As the United States seeks to increase its investment into innovations driven by R&D, the German government has also pledged to both increase its tax allowance for companies investing in research, but also increase its central funding to the tune of €2.5 billion. This investment is specifically designed to target funding for electricity mobility, battery cell production and safe charging infrastructure. Additionally, the German government has announced that it was looking to provide a €1 billion bonus programme targeting “forward-thinking” manufacturers and suppliers, specifically in the automotive industry. In 2018 alone, the German government invested the staggering sum of €105 billion into R&D.

Elsewhere, China also announced a serious increase in R&D investment during the Fourth Plenary Session of the 13th National People’s Congress in March 2021. The announcement that it will be increasing investment in R&D by more than seven per cent every year over this Five-Year Plan, with expenditure on basic research rising by 10.6 per cent in 2021 alone.
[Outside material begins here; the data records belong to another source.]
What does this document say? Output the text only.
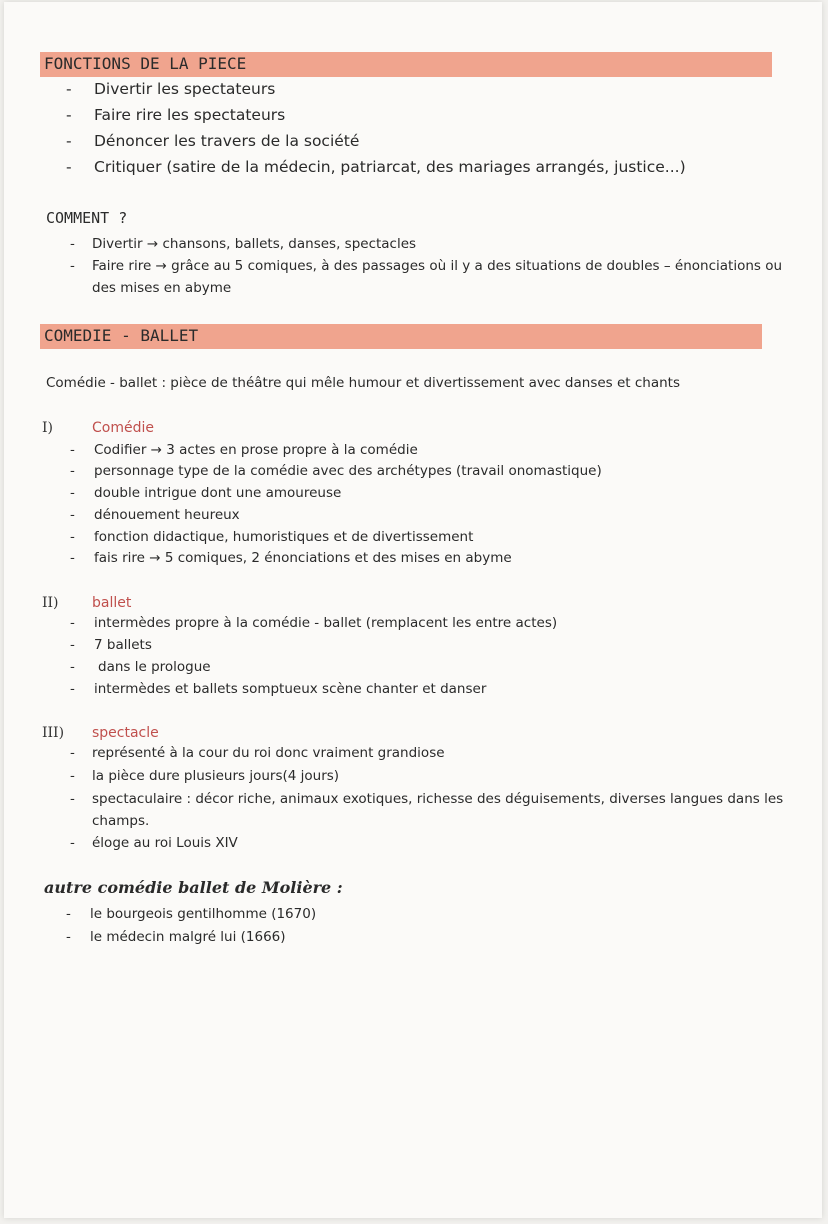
FONCTIONS DE LA PIECE
- Divertir les spectateurs
- Faire rire les spectateurs
- Dénoncer les travers de la société
- Critiquer (satire de la médecin, patriarcat, des mariages arrangés, justice...)
COMMENT ?
- Divertir → chansons, ballets, danses, spectacles
- Faire rire → grâce au 5 comiques, à des passages où il y a des situations de doubles – énonciations ou
des mises en abyme
COMEDIE - BALLET
Comédie - ballet : pièce de théâtre qui mêle humour et divertissement avec danses et chants
I)	Comédie
- Codifier → 3 actes en prose propre à la comédie
- personnage type de la comédie avec des archétypes (travail onomastique)
- double intrigue dont une amoureuse
- dénouement heureux
- fonction didactique, humoristiques et de divertissement
- fais rire → 5 comiques, 2 énonciations et des mises en abyme
II) ballet
- intermèdes propre à la comédie - ballet (remplacent les entre actes)
- 7 ballets
- dans le prologue
- intermèdes et ballets somptueux scène chanter et danser
III) spectacle
- représenté à la cour du roi donc vraiment grandiose
- la pièce dure plusieurs jours(4 jours)
- spectaculaire : décor riche, animaux exotiques, richesse des déguisements, diverses langues dans les
champs.
- éloge au roi Louis XIV
autre comédie ballet de Molière :
- le bourgeois gentilhomme (1670)
- le médecin malgré lui (1666)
These investments are yet another signal that China is seeking to dramatically increase its domestic technologies such as for example artificial intelligence, quantum information, semiconductors, biotechnology and deep space capabilities, most of which are currently dependent on international suppliers.

In the wake of the pandemic, with many economies and sectors seeking to innovate and change their working practices, to reform their business, now is the time to double down on R&D investment, especially when we recognise where the rest of the world is heading. Even I have come to doubt whether 2.4 per cent, the OECD average at the present time, will be sufficient for the scale of change that is coming in the 2020s and into the 2030s.

The success of “Global Britain” now depends on matching countries that have transformed their economies towards innovation and research. I would now go further— and suggest if we wish to keep up with our G7 colleagues, the forthcoming Innovation Strategy should set a definite timetable for three per cent, and beyond to 3.5 per cent of GDP being spent on R&D. To fail to achieve this in contrast to the other major world economies be setting ourselves up to fail.